On Wednesday, Cabot Corporation released its financial results for the first quarter of FY 2008. The company announced net income of $36 million for the quarter, including $7 million after-tax of income from certain items.
Cabot’s results during the quarter were unfavorably impacted by approximately $17 million arising from the time lag of the feedstock related pricing adjustments in the Company’s rubber blacks supply contracts and the immediate recognition of higher feedstock costs in North America, due to the use of LIFO accounting. The Company’s results during the quarter were positively impacted by approximately $14 million of tax benefits arising from favorable settlements of tax audits as well as various tax credits in China.
The results are here.
Cabot held a conference call on the results this afternoon. A webcast of the conference call is here. For the first time, Cabot has provided a deck of slides to accompany the presentation. See the above link under “Supporting Materials.”
This was the first earnings call for Cabot’s new President and CEO Patrick Prevost, and it was a relatively staid affair compared to some of the company’s recent quarters. There was no major news regarding the carbon black business. The slide detailing “Carbon Black Business PBT” provided some useful and illuminating information by breaking down the effect of Contract Lag and LIFO (last-in, first-out) inventories for feedstock purchasing on the Carbon Black Business PBT. The data is provided going back nine quarters, to Q1 2006. In Q1 2008, Contract Lag and LIFO together reduced Carbon Black PBT by $17 million, and over the last 3 quarters these factors have reduced PBT by $47 million as feedstock costs have continued to rise. (Contract lag refers to the time lag in the company’s ability to pass on feedstock cost increases to customers for carbon black sold under long term contract.)

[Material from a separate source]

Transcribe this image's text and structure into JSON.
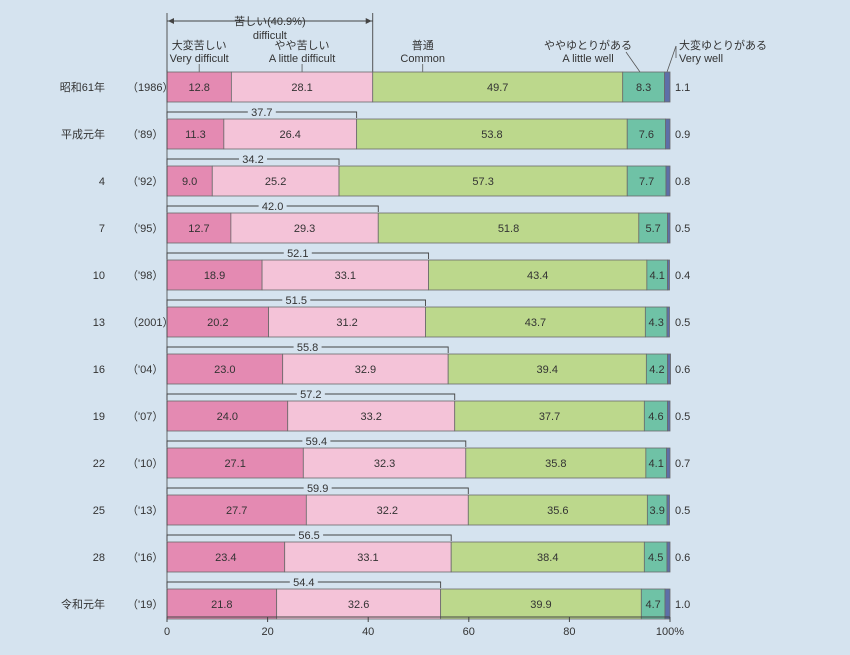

Below is an rough guide to some of the topics discussed during the webcast specifically related to carbon black. Times refer to the Windows Media version of the webcast, which begins at 45:42.
52:20 to 56:50 — Overview of the carbon black business. Cabot started up the new Performance unit at Tianjin, and is on schedule for an expansion at Tianjin by year-end 2008. China carbon black volumes declined this quarter because Cabot stopped importing “seed volumes” from other plants in the region. On Inkjet Colorants, Cabot completed a debottleneck for its colorants production unit, but a planned expansion has been put on hold because volume sales into the High Speed market have been below expectations.
59:10 to 59:50 — Geographic breakdown of revenue by region. Cabot continues to shift its sales focus to Asia (particularly China) and South America, while reducing its presence in North America.
01:08:55 to 01:10:50 — More detail of China volumes. Why Cabot reduced import volumes.
01:23:10 to 01:26:50 — Discussion of Contract Lag and LIFO effects.